Running the human proteins through a Gene Ontology enrichment analysis to try to sort out functions showed some likely targets and pathways for several of the viral proteins – for example, the viral Nsp7 seems to be involved in nuclear transport processes. As you would expect, there are a lot of signs of the virus attacking the pathways of innate immunity and inflammation. You can even go down to the protein structural domain level and find enrichments – as an example, the viral Nsp1 protein’s human interactors are enriched in DNA polymerase domains, and the viral E protein’s interactors are enriched in BET and acetylated-histone binding domains. In addition to these sorts of transcriptional targets, some of the processes targeted by the viral proteins include vesicle trafficking, lipoprotein pathways and lipid metabolism, and mitochondrial and cytoskeletal proteins. There are several potential targets in these that could also apply to other pathogens, which is good to know in the long term.

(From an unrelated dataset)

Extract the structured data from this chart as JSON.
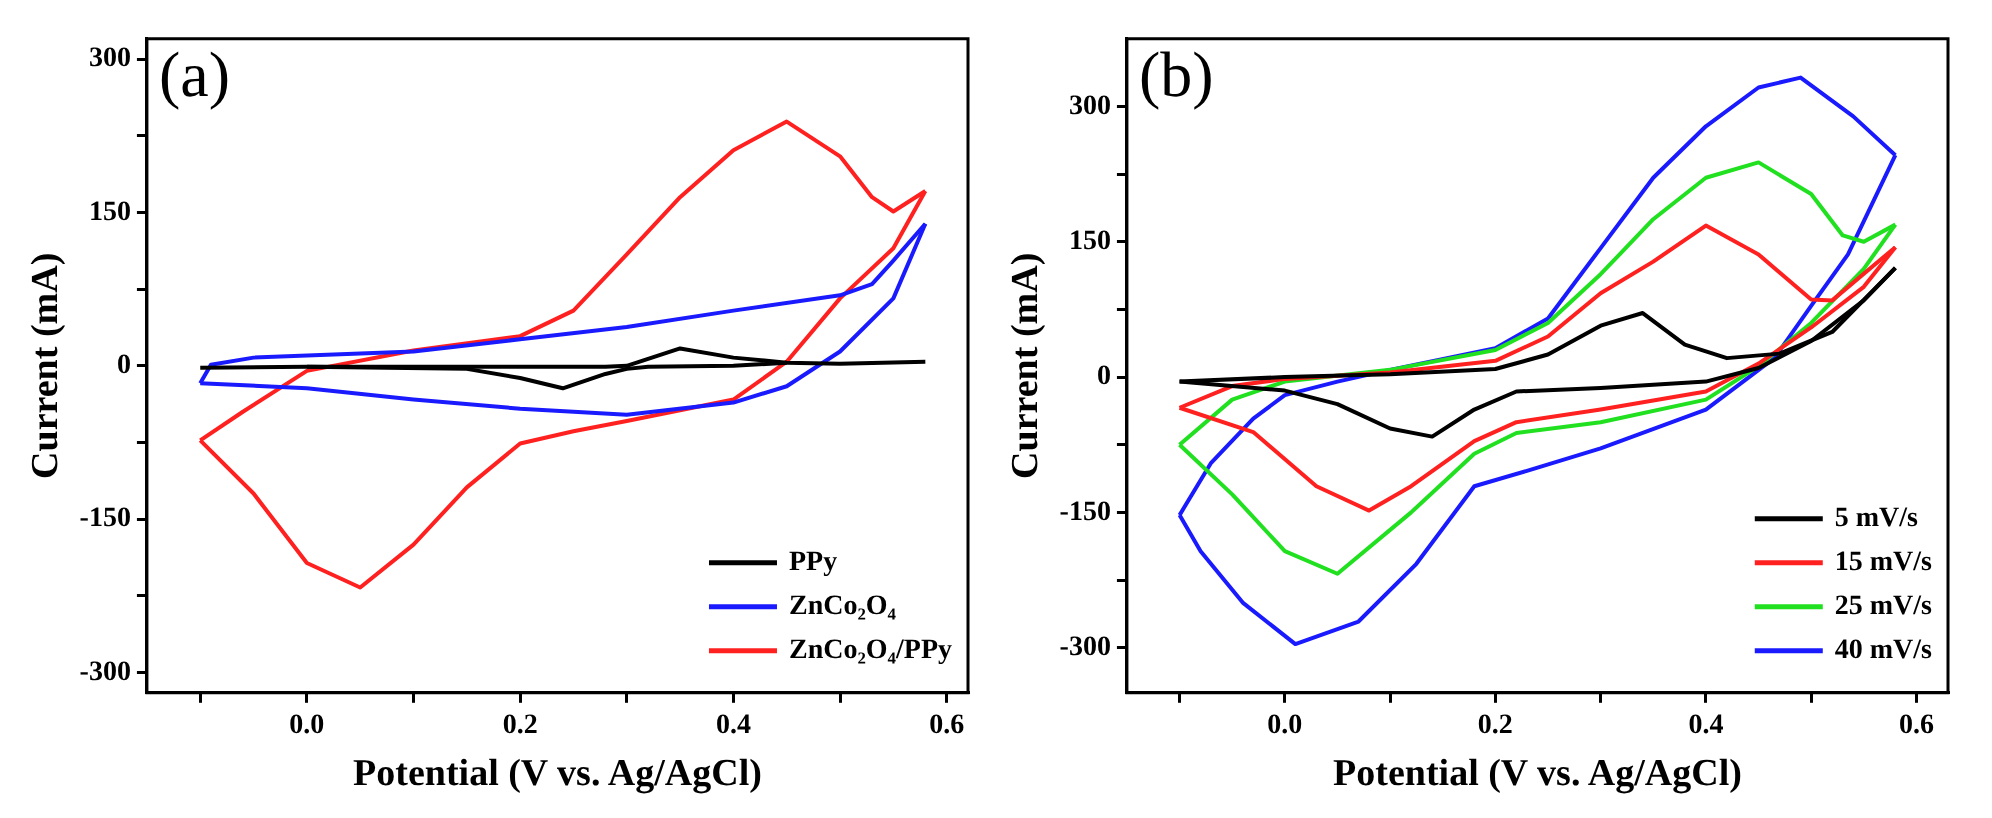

For the shorter term, though, the team tried to identify known compounds that interact with the human target proteins, in the hopes that some of these might go on to interfere with the viral protein-protein interactions that had been uncovered. There are about 25 approved drugs on the list, which are very likely of the most interest, since these can already be dispensed to patients. It’s an interesting list. Chloroquine shows up, but not by any of the mechanisms that anyone has proposed for it – it makes this list via its capacity as a Sigma1 binder, of all things. If it turns out that sigma receptor ligands are finally good for something I will be quite startled, since I’ve been hearing comments about ignoring sigma activity because everything hits it and no one knows what it does since, oh, about 1990 or so. Azithromycin didn’t make the list per se, but it is known to have off-target ribosomal effects, and compounds with more direct ribosome targeting were identified.

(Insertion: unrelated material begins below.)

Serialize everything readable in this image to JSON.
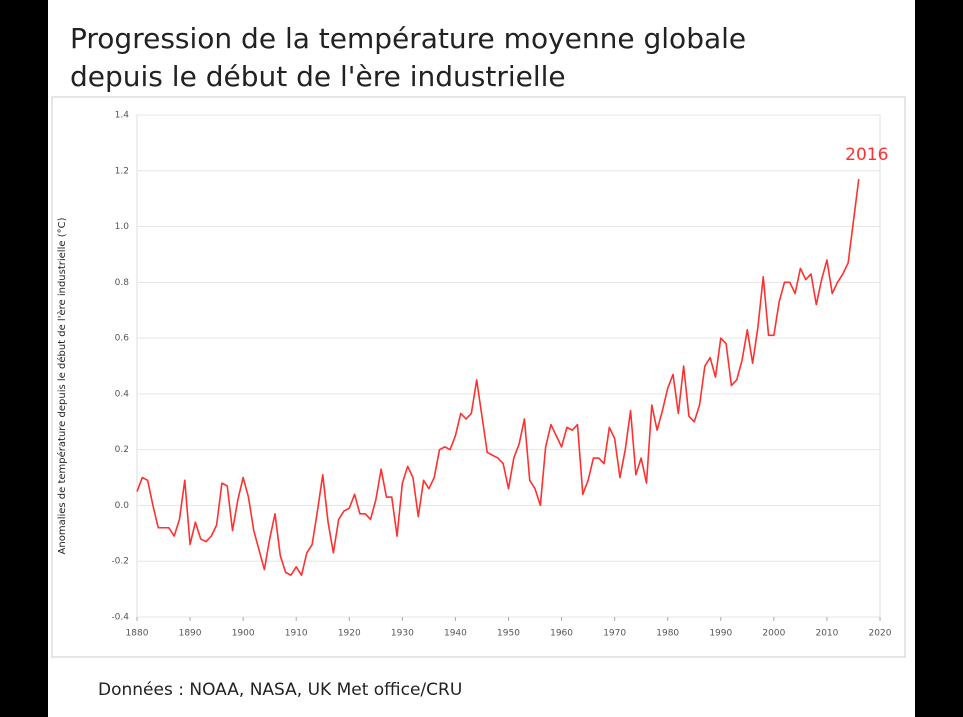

And the ACE inhibitors are on there, too, which brings up a key point. If you’re just looking at the level of “This compound interacts with this human protein, which apparently interacts with this viral protein”, which is all we can do for now, that doesn’t give you enough mechanistic detail to say if said compound is going to do anything beneficial, to turn out to have no effect, or indeed to possibly make things even worse. This is a very nice paper, but the authors themselves are careful to note that an interactome map like this can’t provide any mechanistic understanding by itself – we have to bring that, via brainpower and further experimentation. Some of these proteins and pathways are being hijacked by the virus or interfered with by it, while others may be involved in fighting it off, so you need to be sure what you’re messing with.

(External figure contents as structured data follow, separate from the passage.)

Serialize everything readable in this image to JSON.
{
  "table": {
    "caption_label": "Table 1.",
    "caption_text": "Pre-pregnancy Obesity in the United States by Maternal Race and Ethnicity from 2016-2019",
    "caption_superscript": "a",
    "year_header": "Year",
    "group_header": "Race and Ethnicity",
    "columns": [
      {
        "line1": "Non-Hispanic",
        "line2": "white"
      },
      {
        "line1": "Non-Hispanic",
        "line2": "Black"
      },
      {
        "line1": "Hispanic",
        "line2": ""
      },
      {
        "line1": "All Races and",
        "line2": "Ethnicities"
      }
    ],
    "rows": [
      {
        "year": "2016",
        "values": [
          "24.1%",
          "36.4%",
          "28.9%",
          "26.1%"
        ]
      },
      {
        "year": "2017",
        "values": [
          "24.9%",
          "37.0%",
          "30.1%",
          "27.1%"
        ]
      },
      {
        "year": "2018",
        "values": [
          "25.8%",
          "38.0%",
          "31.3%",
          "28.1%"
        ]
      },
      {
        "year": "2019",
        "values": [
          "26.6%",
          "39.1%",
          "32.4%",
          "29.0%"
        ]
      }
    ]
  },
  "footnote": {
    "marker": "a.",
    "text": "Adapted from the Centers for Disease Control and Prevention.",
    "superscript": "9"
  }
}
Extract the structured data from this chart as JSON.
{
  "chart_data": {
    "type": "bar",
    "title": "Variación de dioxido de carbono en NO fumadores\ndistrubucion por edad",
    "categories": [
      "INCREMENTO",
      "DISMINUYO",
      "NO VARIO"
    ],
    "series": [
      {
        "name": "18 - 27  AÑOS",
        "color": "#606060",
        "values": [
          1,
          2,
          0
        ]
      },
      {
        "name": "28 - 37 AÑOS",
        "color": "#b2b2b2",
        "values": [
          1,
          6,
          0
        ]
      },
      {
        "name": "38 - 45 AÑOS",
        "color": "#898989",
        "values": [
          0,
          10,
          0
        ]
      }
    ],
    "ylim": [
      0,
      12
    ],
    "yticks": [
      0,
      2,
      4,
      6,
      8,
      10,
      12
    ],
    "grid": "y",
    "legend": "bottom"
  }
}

There are also a lot of compounds that are in clinical trials that show up on the list, which are one notch down compared to approved drugs, and a number of other compounds that are known in the literature as ligands, tools, etc. but have not been into humans yet. Those are way down in the bottom rank as far as I’m concerned. The big hurdle is getting drugs into patients, and having been through the preclinical studies needed for human trials (toxicity, dose formulation, stability, etc.) and especially having been into Phase I or II trials in actual human subjects counts for a great deal here. All the better if the compound proved safe enough (and efficacious enough in its intended role) for a regulatory agency to approve it. Those are actionable; pre-clinical compounds are far, far less so.
This paper points out several things that need to be followed up on, and I’ll be going into more detail on those in future posts and as more information comes out. For now, congratulations to this big team for moving so quickly and getting this out to the research community!